Why route to the manufacturer instead of a central database? DSCSA verification is authoritative only at the source: only the originating manufacturer knows whether a specific serial was commissioned, dispensed, or recalled. A router preserves that source-of-truth model while giving requestors a single, standardized integration point instead of one bespoke connection per manufacturer.

How does the router isolate a failing manufacturer endpoint? A per-endpoint circuit breaker trips after a configured number of consecutive failures, fast-failing further requests to that responder for a cooldown window before allowing a single probe. This prevents one slow or down endpoint from exhausting the shared connection pool and degrading verification for every other partner.

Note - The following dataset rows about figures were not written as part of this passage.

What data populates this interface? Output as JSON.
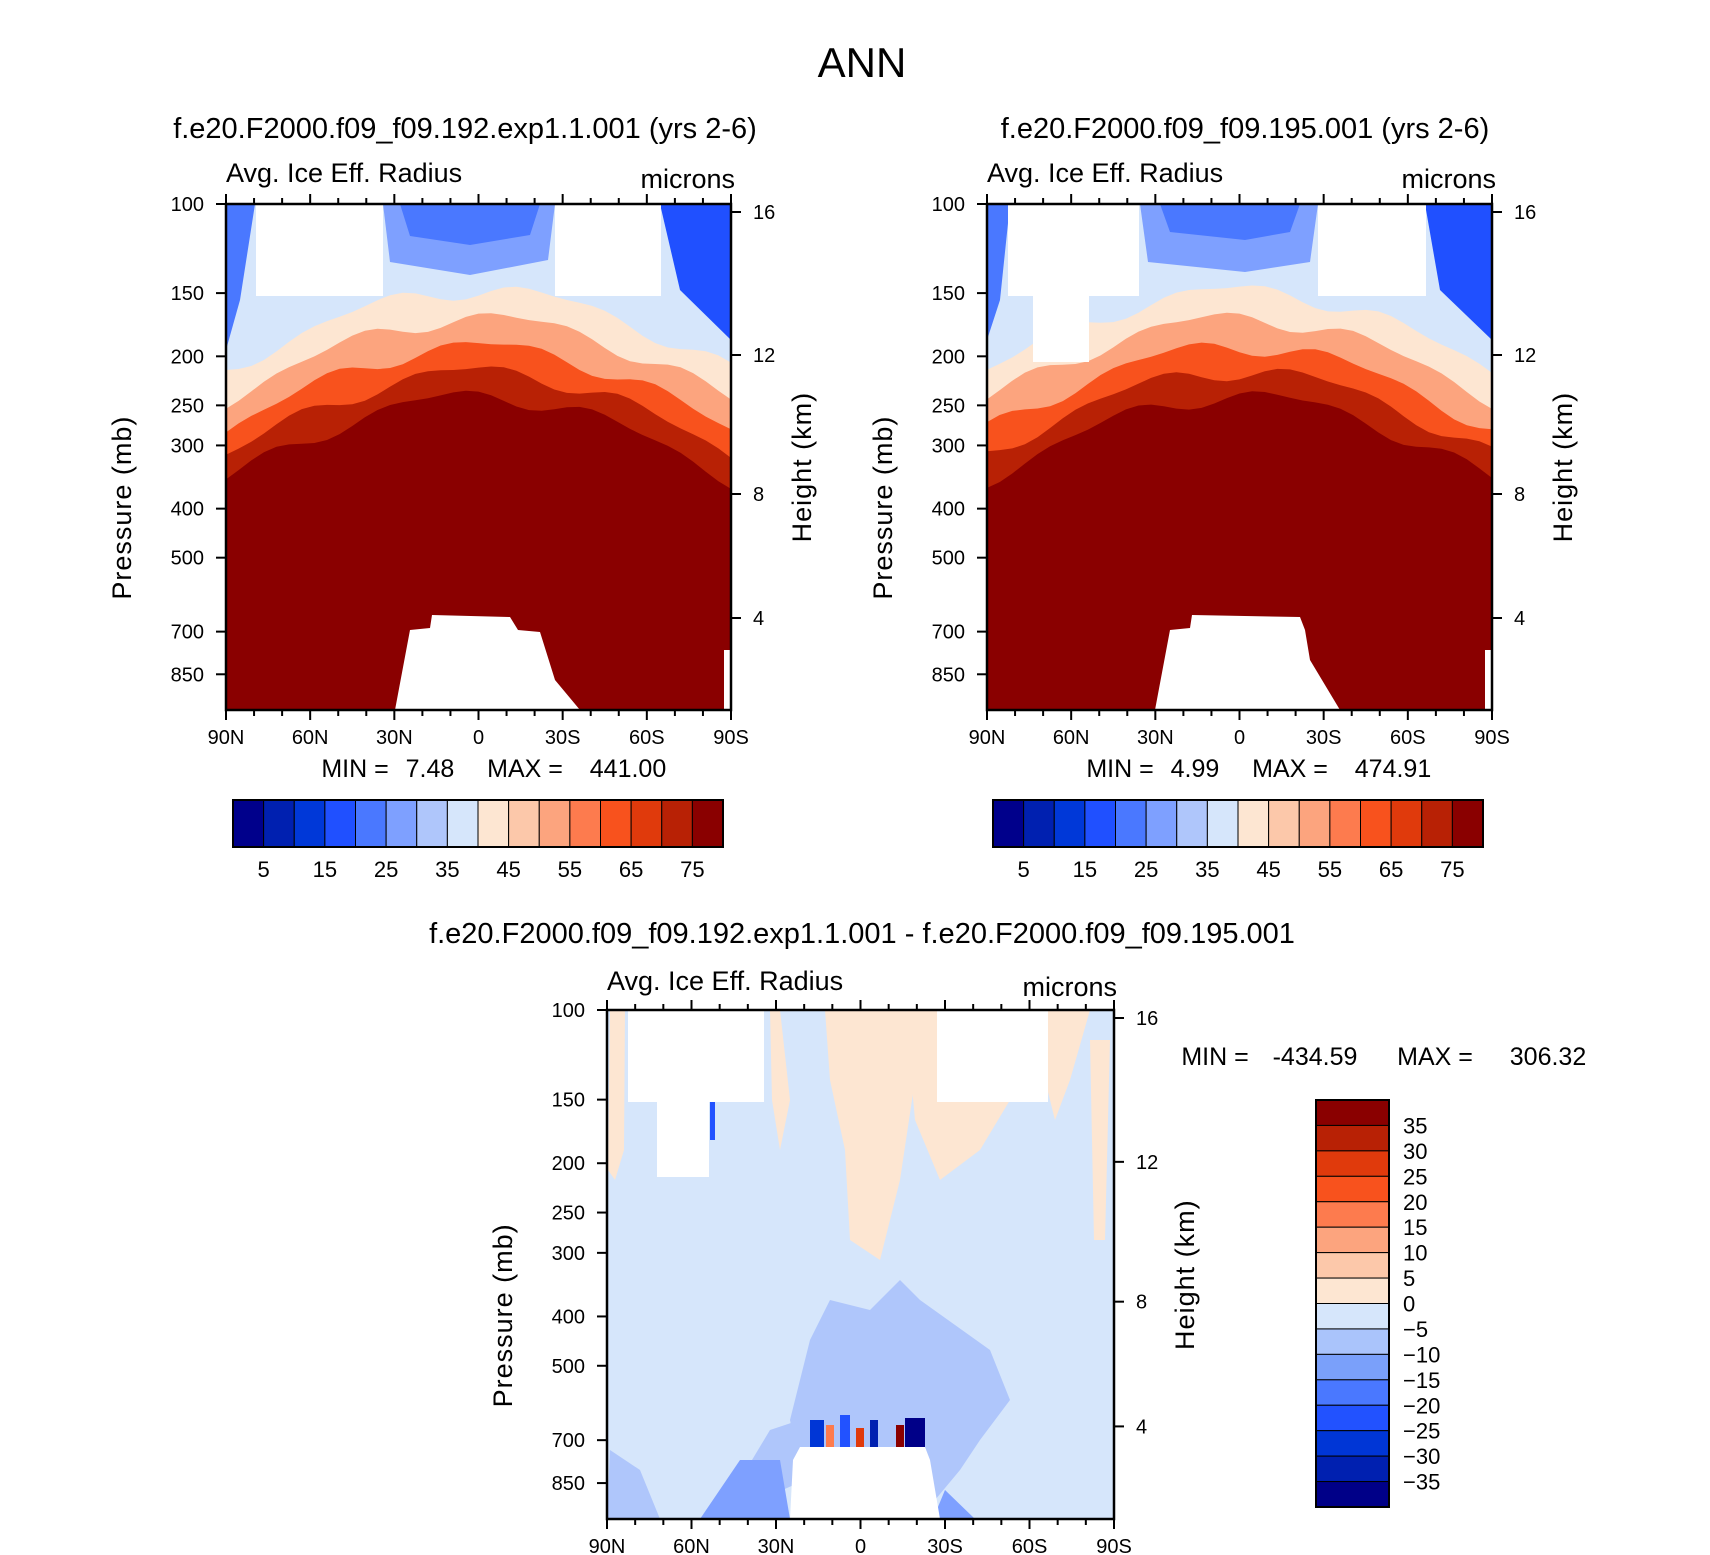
{
  "page_title": "ANN",
  "colors": {
    "blue_scale": [
      "#00008b",
      "#0020b0",
      "#0038d8",
      "#2050ff",
      "#4a78ff",
      "#7ea0ff",
      "#afc6fb",
      "#d6e6fb"
    ],
    "red_scale": [
      "#fde6d2",
      "#fcc8aa",
      "#fca47e",
      "#fd7b4e",
      "#f8521d",
      "#e03a0c",
      "#b82105",
      "#8a0000"
    ],
    "bottom_diff_scale": [
      "#000088",
      "#0020b0",
      "#0036d6",
      "#2252ff",
      "#4a78ff",
      "#7aa0fa",
      "#aac4fb",
      "#d6e6fb",
      "#fde6d2",
      "#fcc8aa",
      "#fca47e",
      "#fd7b4e",
      "#f8521d",
      "#e03a0c",
      "#b82105",
      "#8a0000"
    ]
  },
  "chart_data": [
    {
      "type": "heatmap",
      "title": "f.e20.F2000.f09_f09.192.exp1.1.001 (yrs 2-6)",
      "variable": "Avg. Ice Eff. Radius",
      "units": "microns",
      "ylabel": "Pressure (mb)",
      "ylabel_right": "Height (km)",
      "x_ticks": [
        "90N",
        "60N",
        "30N",
        "0",
        "30S",
        "60S",
        "90S"
      ],
      "y_ticks": [
        100,
        150,
        200,
        250,
        300,
        400,
        500,
        700,
        850
      ],
      "y_ticks_right": [
        16,
        12,
        8,
        4
      ],
      "ylim": [
        100,
        1000
      ],
      "min_label": "MIN =",
      "min_value": "7.48",
      "max_label": "MAX =",
      "max_value": "441.00",
      "colorbar_labels": [
        "5",
        "15",
        "25",
        "35",
        "45",
        "55",
        "65",
        "75"
      ],
      "fill_fraction_above": 0.55
    },
    {
      "type": "heatmap",
      "title": "f.e20.F2000.f09_f09.195.001 (yrs 2-6)",
      "variable": "Avg. Ice Eff. Radius",
      "units": "microns",
      "ylabel": "Pressure (mb)",
      "ylabel_right": "Height (km)",
      "x_ticks": [
        "90N",
        "60N",
        "30N",
        "0",
        "30S",
        "60S",
        "90S"
      ],
      "y_ticks": [
        100,
        150,
        200,
        250,
        300,
        400,
        500,
        700,
        850
      ],
      "y_ticks_right": [
        16,
        12,
        8,
        4
      ],
      "ylim": [
        100,
        1000
      ],
      "min_label": "MIN =",
      "min_value": "4.99",
      "max_label": "MAX =",
      "max_value": "474.91",
      "colorbar_labels": [
        "5",
        "15",
        "25",
        "35",
        "45",
        "55",
        "65",
        "75"
      ],
      "fill_fraction_above": 0.55
    },
    {
      "type": "heatmap",
      "title": "f.e20.F2000.f09_f09.192.exp1.1.001 - f.e20.F2000.f09_f09.195.001",
      "variable": "Avg. Ice Eff. Radius",
      "units": "microns",
      "ylabel": "Pressure (mb)",
      "ylabel_right": "Height (km)",
      "x_ticks": [
        "90N",
        "60N",
        "30N",
        "0",
        "30S",
        "60S",
        "90S"
      ],
      "y_ticks": [
        100,
        150,
        200,
        250,
        300,
        400,
        500,
        700,
        850
      ],
      "y_ticks_right": [
        16,
        12,
        8,
        4
      ],
      "ylim": [
        100,
        1000
      ],
      "min_label": "MIN =",
      "min_value": "-434.59",
      "max_label": "MAX =",
      "max_value": "306.32",
      "colorbar_labels": [
        "35",
        "30",
        "25",
        "20",
        "15",
        "10",
        "5",
        "0",
        "-5",
        "-10",
        "-15",
        "-20",
        "-25",
        "-30",
        "-35"
      ]
    }
  ]
}
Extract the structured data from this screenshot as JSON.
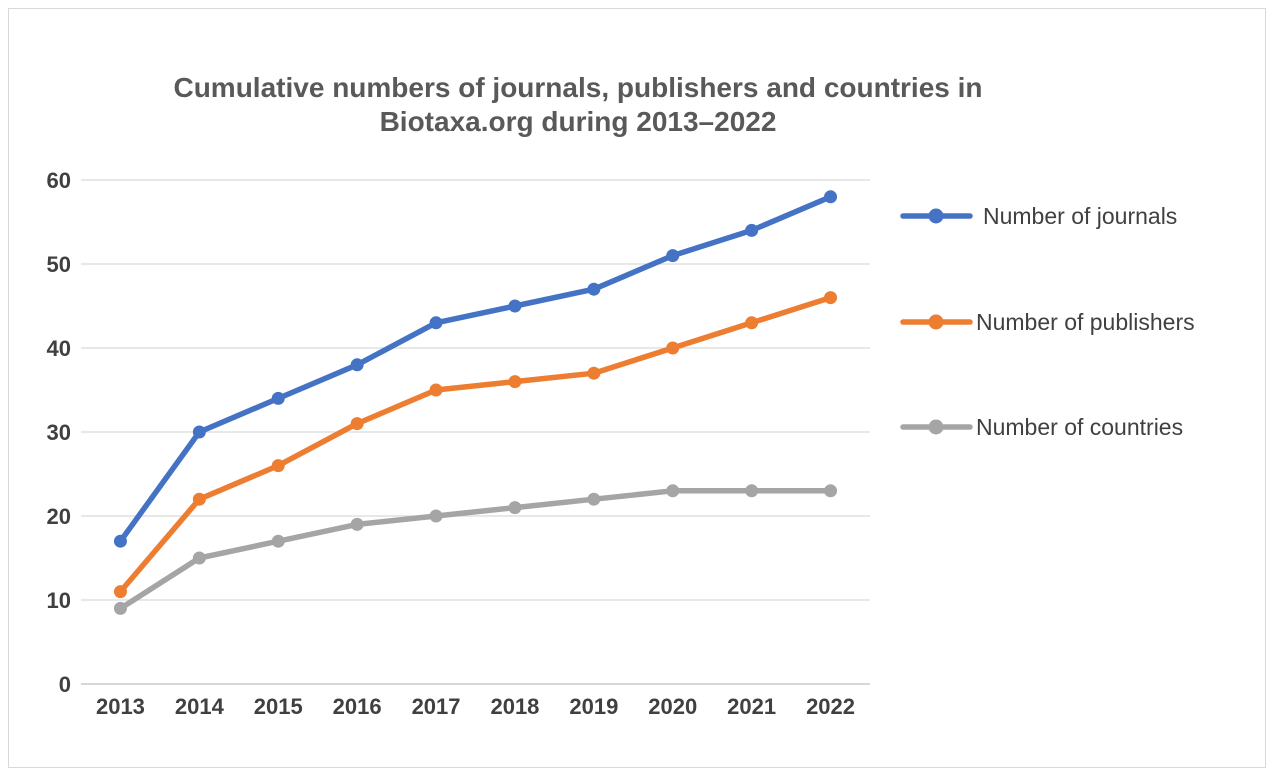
{
  "chart_data": {
    "type": "line",
    "title": "Cumulative numbers of journals, publishers and countries in Biotaxa.org during 2013–2022",
    "title_lines": [
      "Cumulative numbers of journals, publishers and countries in",
      "Biotaxa.org during 2013–2022"
    ],
    "categories": [
      "2013",
      "2014",
      "2015",
      "2016",
      "2017",
      "2018",
      "2019",
      "2020",
      "2021",
      "2022"
    ],
    "series": [
      {
        "name": "Number of journals",
        "color": "#4472c4",
        "values": [
          17,
          30,
          34,
          38,
          43,
          45,
          47,
          51,
          54,
          58
        ]
      },
      {
        "name": "Number of publishers",
        "color": "#ed7d31",
        "values": [
          11,
          22,
          26,
          31,
          35,
          36,
          37,
          40,
          43,
          46
        ]
      },
      {
        "name": "Number of countries",
        "color": "#a5a5a5",
        "values": [
          9,
          15,
          17,
          19,
          20,
          21,
          22,
          23,
          23,
          23
        ]
      }
    ],
    "ylim": [
      0,
      60
    ],
    "yticks": [
      0,
      10,
      20,
      30,
      40,
      50,
      60
    ],
    "xlabel": "",
    "ylabel": "",
    "grid": true,
    "legend_position": "right"
  }
}
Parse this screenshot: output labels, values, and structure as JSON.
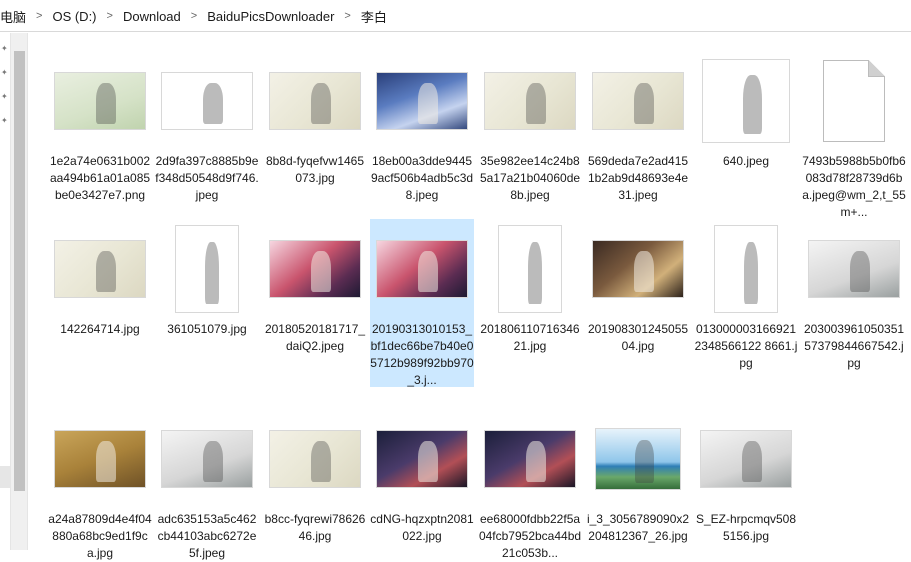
{
  "breadcrumb": [
    "电脑",
    "OS (D:)",
    "Download",
    "BaiduPicsDownloader",
    "李白"
  ],
  "breadcrumb_separator": ">",
  "files": [
    {
      "name": "1e2a74e0631b002aa494b61a01a085be0e3427e7.png",
      "art": "art-green",
      "icon": "ink-figure-thumbnail"
    },
    {
      "name": "2d9fa397c8885b9ef348d50548d9f746.jpeg",
      "art": "art-paper",
      "icon": "ink-figure-thumbnail"
    },
    {
      "name": "8b8d-fyqefvw1465073.jpg",
      "art": "art-ink",
      "icon": "ink-figure-thumbnail"
    },
    {
      "name": "18eb00a3dde94459acf506b4adb5c3d8.jpeg",
      "art": "art-blue",
      "icon": "game-art-thumbnail"
    },
    {
      "name": "35e982ee14c24b85a17a21b04060de8b.jpeg",
      "art": "art-ink",
      "icon": "ink-figure-thumbnail"
    },
    {
      "name": "569deda7e2ad4151b2ab9d48693e4e31.jpeg",
      "art": "art-ink",
      "icon": "ink-landscape-thumbnail"
    },
    {
      "name": "640.jpeg",
      "art": "art-paper",
      "icon": "cartoon-thumbnail"
    },
    {
      "name": "7493b5988b5b0fb6083d78f28739d6ba.jpeg@wm_2,t_55m+...",
      "art": "doc",
      "icon": "generic-file-icon"
    },
    {
      "name": "142264714.jpg",
      "art": "art-ink",
      "icon": "ink-figure-thumbnail"
    },
    {
      "name": "361051079.jpg",
      "art": "art-paper",
      "icon": "ink-figure-thumbnail"
    },
    {
      "name": "20180520181717_daiQ2.jpeg",
      "art": "art-pink",
      "icon": "game-art-thumbnail"
    },
    {
      "name": "20190313010153_bf1dec66be7b40e05712b989f92bb970_3.j...",
      "art": "art-pink",
      "icon": "game-art-thumbnail",
      "selected": true
    },
    {
      "name": "20180611071634621.jpg",
      "art": "art-paper",
      "icon": "ink-figure-thumbnail"
    },
    {
      "name": "20190830124505504.jpg",
      "art": "art-dark",
      "icon": "photo-thumbnail"
    },
    {
      "name": "0130000031669212348566122 8661.jpg",
      "art": "art-paper",
      "icon": "portrait-thumbnail"
    },
    {
      "name": "20300396105035157379844667542.jpg",
      "art": "art-grey",
      "icon": "ink-landscape-thumbnail"
    },
    {
      "name": "a24a87809d4e4f04880a68bc9ed1f9ca.jpg",
      "art": "art-gold",
      "icon": "ink-figure-thumbnail"
    },
    {
      "name": "adc635153a5c462cb44103abc6272e5f.jpeg",
      "art": "art-grey",
      "icon": "ink-landscape-thumbnail"
    },
    {
      "name": "b8cc-fyqrewi7862646.jpg",
      "art": "art-ink",
      "icon": "ink-landscape-thumbnail"
    },
    {
      "name": "cdNG-hqzxptn2081022.jpg",
      "art": "art-night",
      "icon": "game-art-thumbnail"
    },
    {
      "name": "ee68000fdbb22f5a04fcb7952bca44bd21c053b...",
      "art": "art-night",
      "icon": "game-art-thumbnail"
    },
    {
      "name": "i_3_3056789090x2204812367_26.jpg",
      "art": "art-sea",
      "icon": "landscape-thumbnail"
    },
    {
      "name": "S_EZ-hrpcmqv5085156.jpg",
      "art": "art-grey",
      "icon": "ink-landscape-thumbnail"
    }
  ]
}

What must be logged for a verification request? An append-only, hash-chained record of the request hash, resolved endpoint, verified outcome, reason code, latency, and correlation ID — retained for six years, cryptographically signed for non-repudiation, and reproducible for FDA inspection under 21 CFR Part 11.

How is a no_match different from a routing failure? A no_match is an authoritative answer from the manufacturer that the identifier is unknown and must be escalated as suspect product. A routing failure (router_unavailable) means the request never reached a responder; it must be retried or dead-lettered and must never be presented to the requestor as a suspect-product signal.

Conclusion

A production-grade Verification Router Service is less about networking and more about deterministic decisions under regulatory constraint. By modeling the verification key as a typed contract, resolving responders with longest-prefix matching against a signed routing table, isolating failures with circuit breakers, and treating every decision as an immutable, signed audit artifact, pharmaceutical organizations achieve near-real-time saleable-unit verification that stands up to inspection. The router remains compliant and operationally resilient as trading-partner networks, product portfolios, and DSCSA interoperability requirements evolve.